Source: Written by CHRISTOPHER DOERING, Gannett Washington Bureau, Des Moines Register • Posted: Thursday, October 24, 2013

WASHINGTON — A bipartisan group of House members joined the growing chorus of Washington lawmakers asking the country’s futures regulator to review allegations of manipulation in the market for special credits tied to ethanol.

The letter, signed by 13 lawmakers, asked the U.S. Commodity Futures Trading Commission to review the marketplace for potential manipulation in Renewable Identification Numbers, or RINs.

“We are asking that the CFTC use its expertise and authority in overseeing markets for commodities futures to look into what extent fraud and manipulation have played in the volatility of RIN prices,” the lawmakers said in the letter to CFTC Chairman Gary Gensler. “Recently, we have become increasingly concerned about the potential for manipulation of the market for Renewable Identification Numbers.”

The letter was signed by representatives from major ethanol-producing states including South Dakota, Illinois, Wisconsin, Minnesota and Iowa, the country’s largest ethanol producer. All four of Iowa’s representatives in the House joined the letter.

Congress created RINs, a special serial number given to batches of biofuels before they are sold to refiners and gasoline importers looking to comply with a federal mandate to use a certain amount of ethanol. Instead of blending ethanol, the refiner can choose to purchase RINs. While the credits were intended to be used by refiners and others tied to the industry, lawmakers and others have expressed concern that Wall Street investors are using them as an investment, contributing to their volatility this year.
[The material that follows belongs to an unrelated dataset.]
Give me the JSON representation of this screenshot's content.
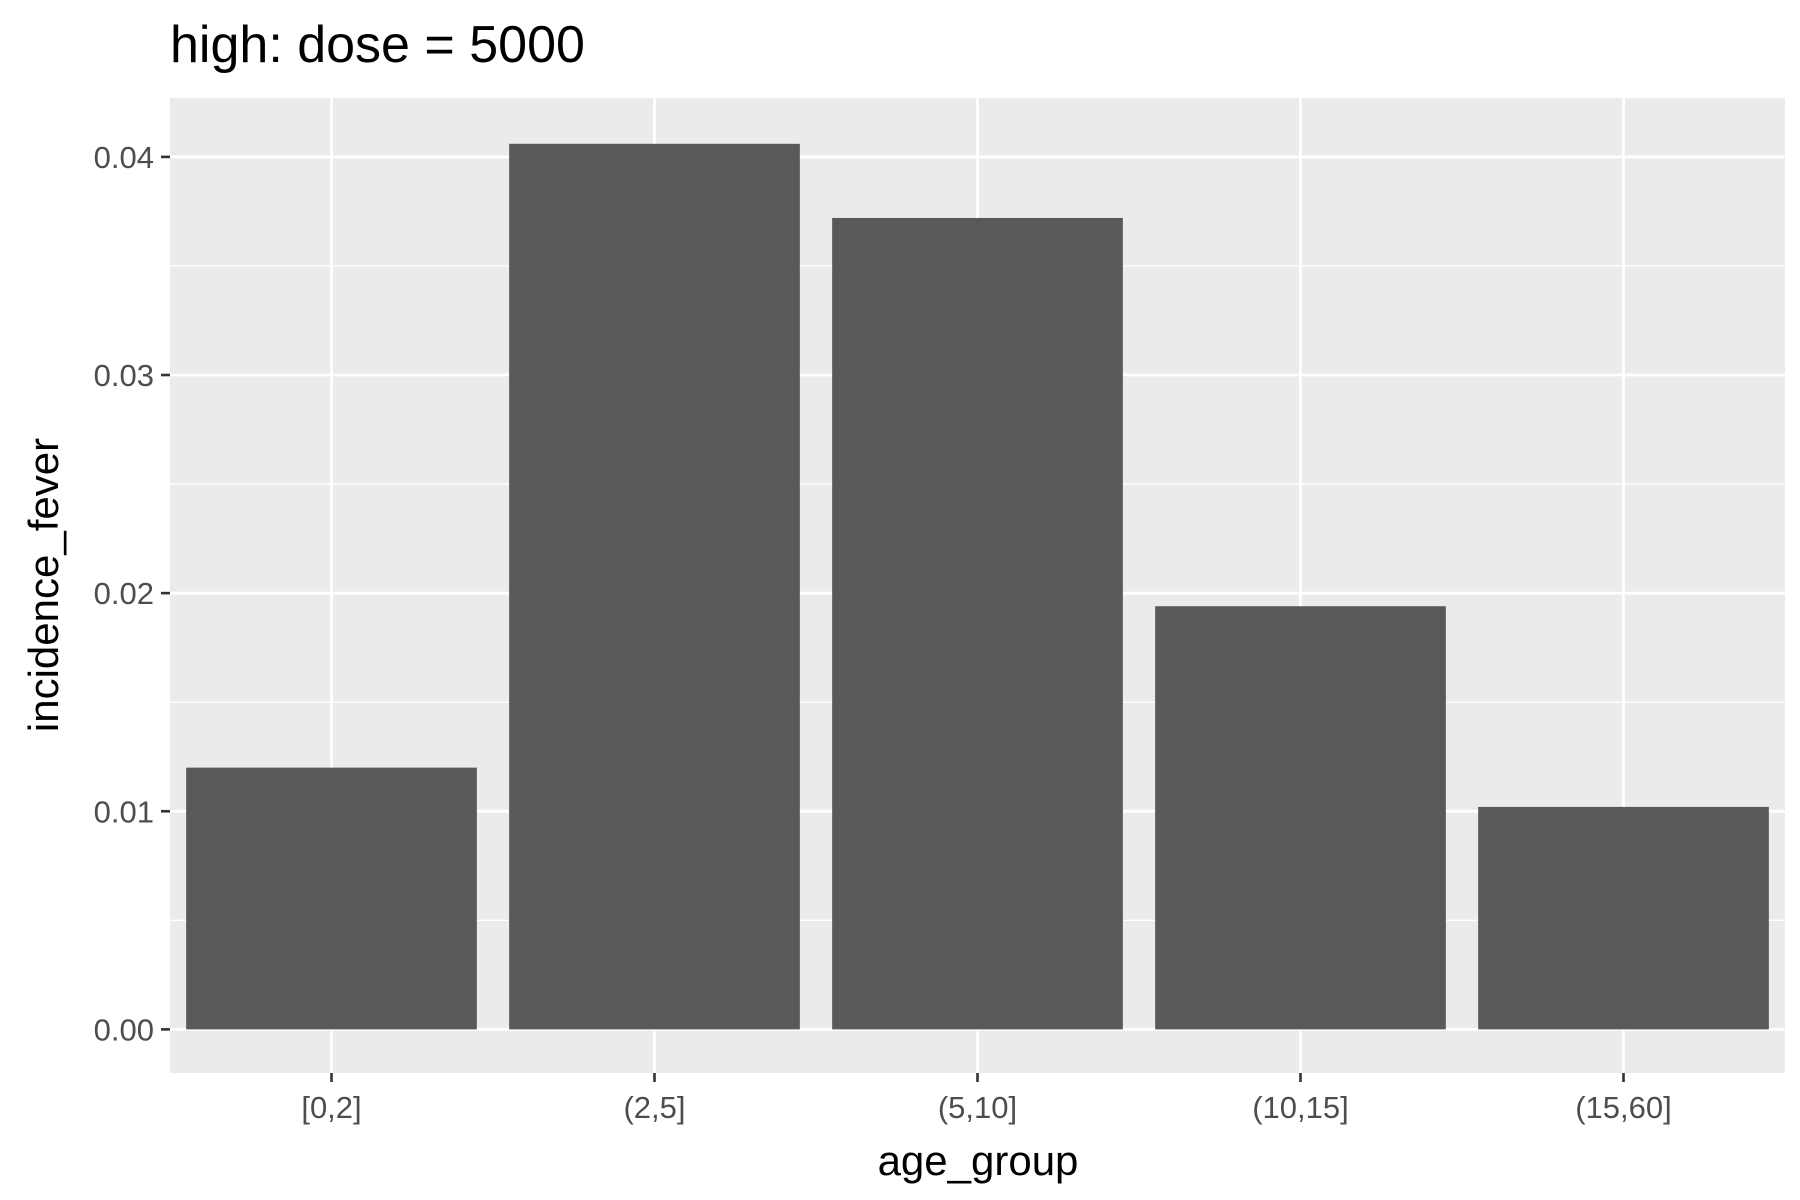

“Some transparency, sunshine and oversight would certainly help,” said Monte Shaw, executive director of the Iowa Renewable Fuels Association. “The RIN market should be about compliance, not speculation.”
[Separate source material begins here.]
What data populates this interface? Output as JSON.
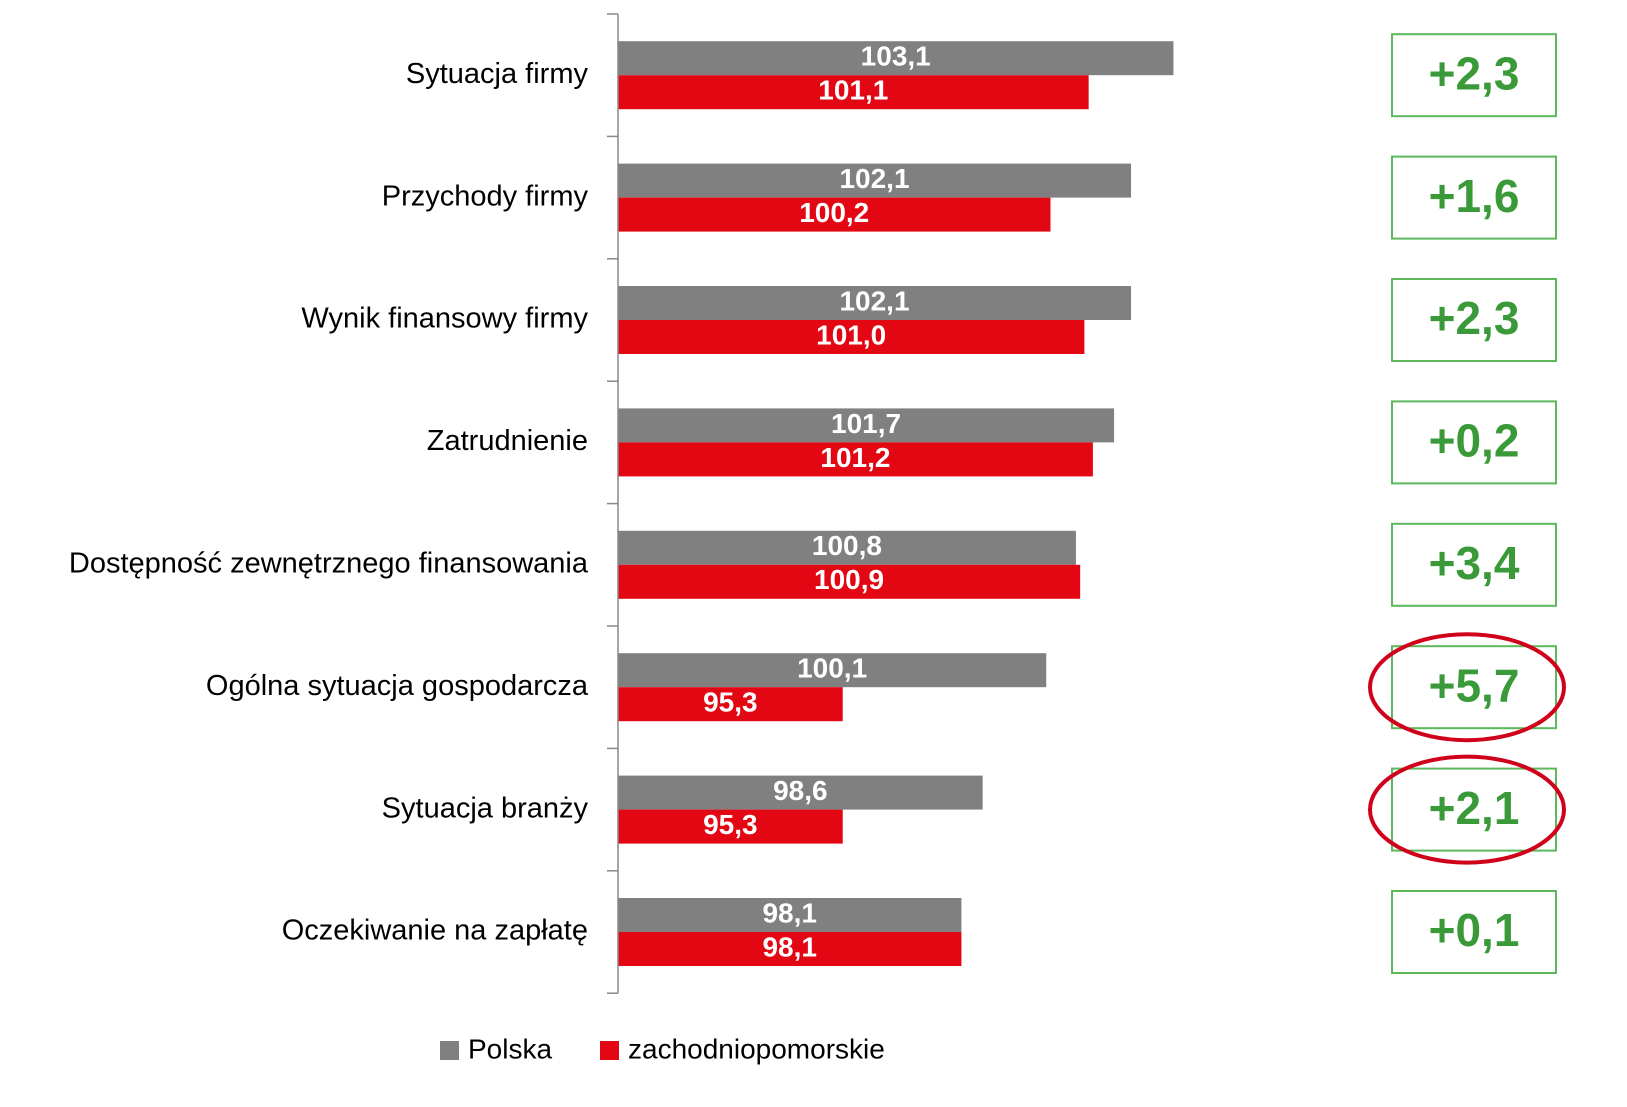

Prices for the credit have been volatile this year as more ethanol is required to be blended into the country’s motor fuel supply. RIN prices started the year at a few cents, before spiking to more than $1.40 in July. They’ve since plunged to around 30 cents as the Environmental Protection Agency, which oversees the country’s fuel blending requirements, has indicated it will lower ethanol blending levels in 2014. The EPA is expected to release its 2014 blending level proposal in the next few weeks.

The letter sent to the CFTC was the latest push by lawmakers to get the futures regulator to look into the RIN market. Last month, Sen. Debbie Stabenow, D-Mich., who chairs the Senate Agriculture Committee, said a review of the unregulated market was necessary to preserve its “integrity.”
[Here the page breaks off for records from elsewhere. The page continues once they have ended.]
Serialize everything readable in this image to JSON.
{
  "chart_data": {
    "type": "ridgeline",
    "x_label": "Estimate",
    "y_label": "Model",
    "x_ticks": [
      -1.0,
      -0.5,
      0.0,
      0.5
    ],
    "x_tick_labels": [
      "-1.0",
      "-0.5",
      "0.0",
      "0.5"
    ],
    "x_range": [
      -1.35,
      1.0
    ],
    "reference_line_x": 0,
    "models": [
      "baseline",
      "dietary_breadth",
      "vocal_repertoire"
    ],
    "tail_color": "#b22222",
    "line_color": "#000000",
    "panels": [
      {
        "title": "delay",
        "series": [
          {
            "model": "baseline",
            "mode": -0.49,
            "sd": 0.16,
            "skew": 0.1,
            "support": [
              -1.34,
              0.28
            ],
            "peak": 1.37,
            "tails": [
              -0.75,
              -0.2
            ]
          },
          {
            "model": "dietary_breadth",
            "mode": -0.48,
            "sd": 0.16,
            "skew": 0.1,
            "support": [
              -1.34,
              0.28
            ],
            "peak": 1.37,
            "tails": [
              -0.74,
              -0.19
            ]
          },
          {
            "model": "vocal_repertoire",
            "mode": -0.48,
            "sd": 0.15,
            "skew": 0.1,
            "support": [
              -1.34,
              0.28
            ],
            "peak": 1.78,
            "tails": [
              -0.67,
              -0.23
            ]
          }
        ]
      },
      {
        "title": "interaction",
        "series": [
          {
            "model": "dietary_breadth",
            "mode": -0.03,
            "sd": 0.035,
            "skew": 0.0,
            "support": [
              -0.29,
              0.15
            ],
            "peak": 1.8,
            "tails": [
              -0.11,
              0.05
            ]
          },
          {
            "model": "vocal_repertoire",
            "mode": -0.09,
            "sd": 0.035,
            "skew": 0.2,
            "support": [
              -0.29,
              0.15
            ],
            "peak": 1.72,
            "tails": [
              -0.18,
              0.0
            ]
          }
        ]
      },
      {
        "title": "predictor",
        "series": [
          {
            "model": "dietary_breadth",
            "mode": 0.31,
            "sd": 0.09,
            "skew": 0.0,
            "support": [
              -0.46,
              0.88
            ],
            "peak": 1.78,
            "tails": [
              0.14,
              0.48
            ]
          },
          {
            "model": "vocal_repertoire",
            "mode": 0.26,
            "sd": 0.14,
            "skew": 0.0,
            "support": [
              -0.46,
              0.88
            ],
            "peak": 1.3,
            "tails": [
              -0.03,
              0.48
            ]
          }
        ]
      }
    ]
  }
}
A CFTC spokesman did not respond to a request for comment. Last month, Bart Chilton, a Democratic commissioner at the agency, said the CFTC was reviewing the recent volatility in the RIN market, though he cautioned that the regulator has not launched an investigation.

Ethanol has become a lucrative business for many of the country’s biggest producers of the corn-based fuel. A recent study from researchers at South Dakota State University found the total economic activity generated by the ethanol industry in the state was $3.8 billion in 2012. That figure includes everything from the ethanol plant to the trucking company used to haul the corn to be processed, and the spending by the truck driver of his paycheck.

Nearly 2,000 people were employed in the ethanol industry in South Dakota in 2012, up from 473 in 2004. SDSU researchers also calculated that land prices may be as much as $740 per acre more for parcels located within 50 miles of an ethanol plant.